La situation financière de l’Algérie reste « relativement confortable » et  laisse encore une « grande » marge de manœuvre, malgré le gel du financement non conventionnel, a déclaré le ministre des Finances, Mohamed Loukal.

« Avec des réserves de change s’élevant à 72,6 milliards de dollars fin avril 2019 (l’équivalent de deux années d’importations), une dette extérieure équivalant à 1% du PIB, une dette publique intérieure à 37,2% du PIB fin 2018 (contre 26,7% en 2017). ), le prix moyen du baril de pétrole à 63,93 dollars (-6,4% par rapport à la même période en 2018) et un taux d’inflation de 3,6% à la fin du mois de mai 2019, la situation financière de l’Algérie reste relativement confortable « , a-t-il déclaré.

« Nous avons encore une grande marge de manœuvre pour remplir nos engagements budgétaires et financiers« , a-t-il déclaré, rappelant que le gouvernement avait opté pour une stratégie fondée sur une rationalisation durable des dépenses publiques.

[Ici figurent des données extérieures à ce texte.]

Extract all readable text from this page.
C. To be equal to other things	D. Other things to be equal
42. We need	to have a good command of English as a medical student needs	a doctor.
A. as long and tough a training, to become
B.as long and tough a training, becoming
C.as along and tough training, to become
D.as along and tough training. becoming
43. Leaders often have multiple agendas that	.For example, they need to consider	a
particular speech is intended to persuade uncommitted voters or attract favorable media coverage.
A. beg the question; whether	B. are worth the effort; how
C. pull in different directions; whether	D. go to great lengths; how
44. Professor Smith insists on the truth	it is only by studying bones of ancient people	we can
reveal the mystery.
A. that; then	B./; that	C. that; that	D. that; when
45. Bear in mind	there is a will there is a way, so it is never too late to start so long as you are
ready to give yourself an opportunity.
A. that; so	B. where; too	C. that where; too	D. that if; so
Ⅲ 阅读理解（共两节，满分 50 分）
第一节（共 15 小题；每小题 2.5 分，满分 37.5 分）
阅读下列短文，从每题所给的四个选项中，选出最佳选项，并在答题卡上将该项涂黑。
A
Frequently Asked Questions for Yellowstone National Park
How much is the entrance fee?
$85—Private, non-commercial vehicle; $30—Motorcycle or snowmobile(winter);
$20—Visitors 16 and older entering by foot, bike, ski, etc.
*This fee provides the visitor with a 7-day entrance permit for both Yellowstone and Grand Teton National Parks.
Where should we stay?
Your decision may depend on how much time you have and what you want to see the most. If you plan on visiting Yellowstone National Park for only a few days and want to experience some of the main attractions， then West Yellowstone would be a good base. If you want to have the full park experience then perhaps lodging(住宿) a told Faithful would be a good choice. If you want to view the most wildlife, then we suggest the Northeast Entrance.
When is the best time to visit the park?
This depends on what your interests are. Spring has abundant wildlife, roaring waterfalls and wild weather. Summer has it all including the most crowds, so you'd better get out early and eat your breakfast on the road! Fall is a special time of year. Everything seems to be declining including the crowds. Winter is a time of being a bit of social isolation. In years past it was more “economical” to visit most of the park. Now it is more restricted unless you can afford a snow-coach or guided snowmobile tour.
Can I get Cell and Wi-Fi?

Le ministre a expliqué que le gouvernement opterait pour une meilleure gestion budgétaire, une meilleure utilisation des dividendes et du marché financier, tout en maintenant un contrôle plus rigoureux des ressources des fonds nationaux d’investissement.

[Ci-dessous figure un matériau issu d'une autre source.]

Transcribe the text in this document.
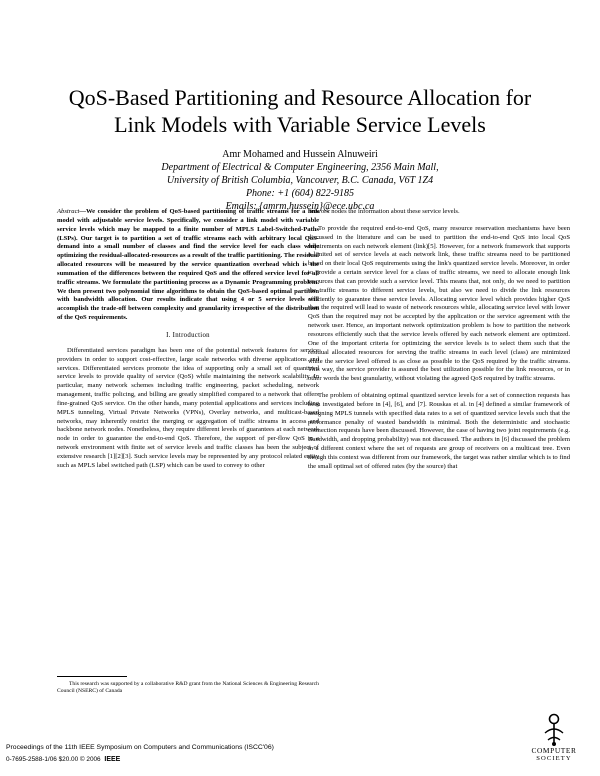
QoS-Based Partitioning and Resource Allocation for
Link Models with Variable Service Levels
Amr Mohamed and Hussein Alnuweiri
Department of Electrical & Computer Engineering, 2356 Main Mall,
University of British Columbia, Vancouver, B.C. Canada, V6T 1Z4
Phone: +1 (604) 822-9185
Emails: {amrm,hussein}@ece.ubc.ca

Abstract—We consider the problem of QoS-based partitioning of traffic streams for a link model with adjustable service levels. Specifically, we consider a link model with variable service levels which may be mapped to a finite number of MPLS Label-Switched-Paths (LSPs). Our target is to partition a set of traffic streams each with arbitrary local QoS-demand into a small number of classes and find the service level for each class while optimizing the residual-allocated-resources as a result of the traffic partitioning. The residual allocated resources will be measured by the service quantization overhead which is the summation of the differences between the required QoS and the offered service level for all traffic streams. We formulate the partitioning process as a Dynamic Programming problem. We then present two polynomial time algorithms to obtain the QoS-based optimal partition with bandwidth allocation. Our results indicate that using 4 or 5 service levels will accomplish the trade-off between complexity and granularity irrespective of the distribution of the QoS requirements.

I. Introduction

Differentiated services paradigm has been one of the potential network features for service providers in order to support cost-effective, large scale networks with diverse applications and services. Differentiated services promote the idea of supporting only a small set of quantized service levels to provide quality of service (QoS) while maintaining the network scalability. In particular, many network schemes including traffic engineering, packet scheduling, network management, traffic policing, and billing are greatly simplified compared to a network that offers fine-grained QoS service. On the other hands, many potential applications and services including MPLS tunneling, Virtual Private Networks (VPNs), Overlay networks, and multicast-based networks, may inherently restrict the merging or aggregation of traffic streams in access and backbone network nodes. Nonetheless, they require different levels of guarantees at each network node in order to guarantee the end-to-end QoS. Therefore, the support of per-flow QoS in a network environment with finite set of service levels and traffic classes has been the subject of extensive research [1][2][3]. Such service levels may be represented by any protocol related entity such as MPLS label switched path (LSP) which can be used to convey to other

This research was supported by a collaborative R&D grant from the National Sciences & Engineering Research Council (NSERC) of Canada

network nodes the information about these service levels.

To provide the required end-to-end QoS, many resource reservation mechanisms have been discussed in the literature and can be used to partition the end-to-end QoS into local QoS requirements on each network element (link)[5]. However, for a network framework that supports a limited set of service levels at each network link, these traffic streams need to be partitioned based on their local QoS requirements using the link's quantized service levels. Moreover, in order to provide a certain service level for a class of traffic streams, we need to allocate enough link resources that can provide such a service level. This means that, not only, do we need to partition the traffic streams to different service levels, but also we need to divide the link resources efficiently to guarantee these service levels. Allocating service level which provides higher QoS than the required will lead to waste of network resources while, allocating service level with lower QoS than the required may not be accepted by the application or the service agreement with the network user. Hence, an important network optimization problem is how to partition the network resources efficiently such that the service levels offered by each network element are optimized. One of the important criteria for optimizing the service levels is to select them such that the residual allocated resources for serving the traffic streams in each level (class) are minimized while the service level offered is as close as possible to the QoS required by the traffic streams. This way, the service provider is assured the best utilization possible for the link resources, or in other words the best granularity, without violating the agreed QoS required by traffic streams.

The problem of obtaining optimal quantized service levels for a set of connection requests has been investigated before in [4], [6], and [7]. Rouskas et al. in [4] defined a similar framework of assigning MPLS tunnels with specified data rates to a set of quantized service levels such that the performance penalty of wasted bandwidth is minimal. Both the deterministic and stochastic connection requests have been discussed. However, the case of having two joint requirements (e.g. Bandwidth, and dropping probability) was not discussed. The authors in [6] discussed the problem in a different context where the set of requests are group of receivers on a multicast tree. Even though this context was different from our framework, the target was rather similar which is to find the small optimal set of offered rates (by the source) that

Proceedings of the 11th IEEE Symposium on Computers and Communications (ISCC'06)
0-7695-2588-1/06 $20.00 © 2006 IEEE
COMPUTER
SOCIETY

« Nous aurons par la suite recours aux techniques d’ingénierie financière, basées sur un champ d’intervention plus large », a déclaré Loukal.

Interrogé sur l’impact du financement non conventionnel, le ministre a déclaré que, malgré le gel des fonds depuis fin mai 2019, les liquidités excédentaires ainsi provoquées « sont toujours dans les banques ».

Pour éviter « l’impact négatif » de ces excès de liquidités, les autorités monétaires ont dû intervenir pour absorber, en avril 2019, l’excédent de liquidités d’une valeur de 1 951,1 milliards de DZD, a-t-il déclaré.

Une telle « position de trésorerie est propice à un système bancaire qui assure, dans des conditions normales, le financement de l’économie nationale, notamment par le biais de crédits d’investissement », a déclaré Loukal.

Le ministre a par ailleurs appelé les banques à renforcer l’inclusion financière, ajoutant qu’un « changement » des ressources humaines de ces établissements était « nécessaire ».

Le ministre a expliqué que des économies de l’ordre de 1 200 à 2 000 milliards de DZD ménagères et personnelles se situaient hors du circuit bancaire et ne pourraient pas répondre aux besoins immédiats de la couverture budgétaire.

Répondant à une question sur le recours éventuel aux émissions d’obligations nationales pour récupérer une partie de ces économies, le ministre a déclaré que cette approche n’était pas à l’ordre du jour », car elle a déjà été mise en œuvre sans succès.